On the following day, the day that TNF was discovered, the mice were alive and well, but their round, fleshy tumors of the previous day were flat and black! There was nothing remaining except a black scab where the tumor had been. Lloyd [Old] was summoned to the animal room to see this apparent miracle, and he was amazed. What had caused this? Thus began four years of inquiry into proving or disproving that the phenomenon was caused by residual endotoxin, interferon, a combination of the two, or possibly something else. The answers didn’t come easily or quickly, and Lloyd Old never published unless he was totally convinced that the results were correct. He never wanted to be in a situation where his publication had to be retracted.
… An interferon-free fraction causing tumor necrosis still killed L cells but not normal cells, and endotoxin was absent … Finally, it was clear that neither residual endotoxin nor interferon were the cause of tumor necrosis in vivo and L cell cytotoxicity in vitro. The discovery paper was published in the Proceedings of the National Academy of Sciences in September 1975; the name given to this previously unidentified protein, tumor necrosis factor (TNF), was chosen because of its amazing tumor-damaging capability.
During the latter 1970s, murine TNF serum was produced in large quantities, substantially purified by multi-step chromatography, studied in vivo and in vitro in our lab, and shared with other investigators…
It became evident that TNF played a major role in inflammation and immunity, but genetic sequencing of …TFN … was the crucial step toward greater understanding of this amazing molecule. Today, TNF research is in the hands of investigators around the world, but its discovery was due to a brilliant scientist and treasured friend, Lloyd Old. (Adapted from [1], with permission from the author).
Fig. 1.
Dr.
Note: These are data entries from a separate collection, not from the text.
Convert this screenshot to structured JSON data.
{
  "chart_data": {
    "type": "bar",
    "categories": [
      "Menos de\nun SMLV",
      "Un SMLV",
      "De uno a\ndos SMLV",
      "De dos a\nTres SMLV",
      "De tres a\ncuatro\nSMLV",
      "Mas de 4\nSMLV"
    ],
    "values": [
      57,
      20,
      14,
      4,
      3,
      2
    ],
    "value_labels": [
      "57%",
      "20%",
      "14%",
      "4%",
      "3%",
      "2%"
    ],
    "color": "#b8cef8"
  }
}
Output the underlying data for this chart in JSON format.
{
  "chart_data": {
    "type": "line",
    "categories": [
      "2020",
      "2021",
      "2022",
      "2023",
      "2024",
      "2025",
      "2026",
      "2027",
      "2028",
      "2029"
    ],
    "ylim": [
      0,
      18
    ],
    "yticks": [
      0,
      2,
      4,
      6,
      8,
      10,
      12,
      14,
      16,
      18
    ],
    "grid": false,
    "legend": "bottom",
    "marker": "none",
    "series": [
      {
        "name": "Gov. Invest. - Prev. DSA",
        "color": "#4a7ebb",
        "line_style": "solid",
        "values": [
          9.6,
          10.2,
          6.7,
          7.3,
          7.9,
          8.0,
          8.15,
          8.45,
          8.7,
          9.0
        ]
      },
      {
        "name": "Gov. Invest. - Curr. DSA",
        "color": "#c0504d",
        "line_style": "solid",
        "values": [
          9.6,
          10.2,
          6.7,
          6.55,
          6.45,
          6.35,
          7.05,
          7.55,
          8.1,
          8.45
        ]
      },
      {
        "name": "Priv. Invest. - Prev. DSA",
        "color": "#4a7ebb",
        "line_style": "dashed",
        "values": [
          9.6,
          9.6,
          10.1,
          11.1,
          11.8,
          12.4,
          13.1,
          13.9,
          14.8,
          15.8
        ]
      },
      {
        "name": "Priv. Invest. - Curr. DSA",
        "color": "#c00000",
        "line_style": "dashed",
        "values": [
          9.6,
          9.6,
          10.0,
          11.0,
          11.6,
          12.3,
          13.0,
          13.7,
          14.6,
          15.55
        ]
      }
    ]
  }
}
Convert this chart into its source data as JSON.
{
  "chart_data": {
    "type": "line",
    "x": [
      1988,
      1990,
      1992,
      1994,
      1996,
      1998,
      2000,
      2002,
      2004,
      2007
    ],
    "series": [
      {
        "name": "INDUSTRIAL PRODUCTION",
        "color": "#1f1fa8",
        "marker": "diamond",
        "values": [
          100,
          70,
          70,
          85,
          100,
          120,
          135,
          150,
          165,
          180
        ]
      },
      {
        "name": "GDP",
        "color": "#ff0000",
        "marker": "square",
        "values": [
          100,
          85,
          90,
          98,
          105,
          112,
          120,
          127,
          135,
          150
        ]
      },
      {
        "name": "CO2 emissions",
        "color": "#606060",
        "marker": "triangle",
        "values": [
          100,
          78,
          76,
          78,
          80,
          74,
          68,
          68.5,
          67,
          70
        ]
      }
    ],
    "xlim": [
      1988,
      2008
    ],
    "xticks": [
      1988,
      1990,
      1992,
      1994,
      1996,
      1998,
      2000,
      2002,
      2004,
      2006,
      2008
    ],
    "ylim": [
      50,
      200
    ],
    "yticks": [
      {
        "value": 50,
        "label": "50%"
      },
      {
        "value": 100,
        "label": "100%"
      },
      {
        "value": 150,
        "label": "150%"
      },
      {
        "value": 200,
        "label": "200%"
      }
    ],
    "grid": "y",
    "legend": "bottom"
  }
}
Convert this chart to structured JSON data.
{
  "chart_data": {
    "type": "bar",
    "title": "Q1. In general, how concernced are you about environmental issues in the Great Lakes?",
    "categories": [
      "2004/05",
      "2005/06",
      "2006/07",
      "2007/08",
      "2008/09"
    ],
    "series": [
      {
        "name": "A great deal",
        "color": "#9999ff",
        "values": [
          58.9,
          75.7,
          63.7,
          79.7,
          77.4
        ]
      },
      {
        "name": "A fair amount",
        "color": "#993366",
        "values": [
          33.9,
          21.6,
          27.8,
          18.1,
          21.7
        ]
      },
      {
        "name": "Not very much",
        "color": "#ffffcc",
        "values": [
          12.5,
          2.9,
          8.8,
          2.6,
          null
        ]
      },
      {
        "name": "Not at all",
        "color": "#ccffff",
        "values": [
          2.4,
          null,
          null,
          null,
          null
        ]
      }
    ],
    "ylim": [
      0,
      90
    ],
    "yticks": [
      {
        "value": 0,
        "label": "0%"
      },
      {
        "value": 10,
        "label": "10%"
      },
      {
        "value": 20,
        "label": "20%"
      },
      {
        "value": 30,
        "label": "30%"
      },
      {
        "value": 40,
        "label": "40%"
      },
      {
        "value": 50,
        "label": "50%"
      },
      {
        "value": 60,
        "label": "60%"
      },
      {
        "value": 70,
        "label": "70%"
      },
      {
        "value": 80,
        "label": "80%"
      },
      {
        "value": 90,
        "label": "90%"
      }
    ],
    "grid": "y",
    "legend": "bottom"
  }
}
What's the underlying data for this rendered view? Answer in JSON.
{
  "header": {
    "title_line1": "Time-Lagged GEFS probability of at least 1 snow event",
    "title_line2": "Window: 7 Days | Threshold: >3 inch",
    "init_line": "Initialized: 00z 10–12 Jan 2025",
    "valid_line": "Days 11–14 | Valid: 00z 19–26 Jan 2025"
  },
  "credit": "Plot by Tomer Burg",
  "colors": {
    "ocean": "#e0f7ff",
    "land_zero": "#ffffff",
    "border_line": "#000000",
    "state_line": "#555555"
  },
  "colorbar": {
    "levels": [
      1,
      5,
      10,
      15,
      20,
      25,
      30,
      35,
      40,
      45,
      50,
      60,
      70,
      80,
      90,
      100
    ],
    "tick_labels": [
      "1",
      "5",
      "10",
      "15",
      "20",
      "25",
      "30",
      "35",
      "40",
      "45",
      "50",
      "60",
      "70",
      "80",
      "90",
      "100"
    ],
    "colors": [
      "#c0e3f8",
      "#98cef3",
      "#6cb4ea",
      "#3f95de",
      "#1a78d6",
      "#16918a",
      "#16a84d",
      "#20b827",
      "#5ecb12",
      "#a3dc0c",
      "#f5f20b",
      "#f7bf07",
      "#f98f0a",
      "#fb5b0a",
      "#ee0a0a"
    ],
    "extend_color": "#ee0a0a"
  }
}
Lloyd J. Old, c. 1974 (photo courtesy of the Cancer Research Institute)
Although there is much "perspiration" involved in the discovery of TNF, from Dr. Coley's painstaking injection of patients with bacteria and toxins in an attempt to recreate the phenomenon of spontaneous tumor regression following febrile bacterial infections, to Murray Shear's meticulous isolation, purification, and biological testing of LPS, to Miss Carswell's collection and purification of serum from LPS-injected mice described above, the paradigm shift that occurred with the discovery of TNF was that a protein secreted from a population of circulating cells could have powerful and systemic effects, giving birth to the field of cytokines, spawning an estimated 180,000 publications since its first description [3]. Perhaps not coincidentally, and somewhat ironically, Dr. Coley's patient Elizabeth Dashiell is implicated in the early funding of cancer research by the Rockefellers, eventuating in the creation of the Sloan-Kettering Memorial Cancer Center, where TNF was discovered [4]. Although TNF has been mostly disappointing in cancer immunotherapy [5], anti-TNF "biologic" drugs have had powerful impact on the therapy of inflammatory bowel disease, demonstrating yet again that major therapeutic shifts can be decades or even centuries in the making and that they might arise from scientific disciplines entirely remote from their intended application.
Dr. Chadee and I have compiled a timeline of the major achievements in the field of TNF research, demonstrating the slow accumulation of knowledge leading up to the "pivot point" of the discovery of TNF to the explosion of data, culminating in the approval of the TNF neutralizing antibody infliximab by the US Food and Drug Administration in 1999, 24 years after the discovery of TNF, demonstrating yet again the striking and rapid changes that occur after a paradigm shift.
Acknowledgement
I would like to thank Michelle Liew of the Cancer research institute for her helpful advice and assistance.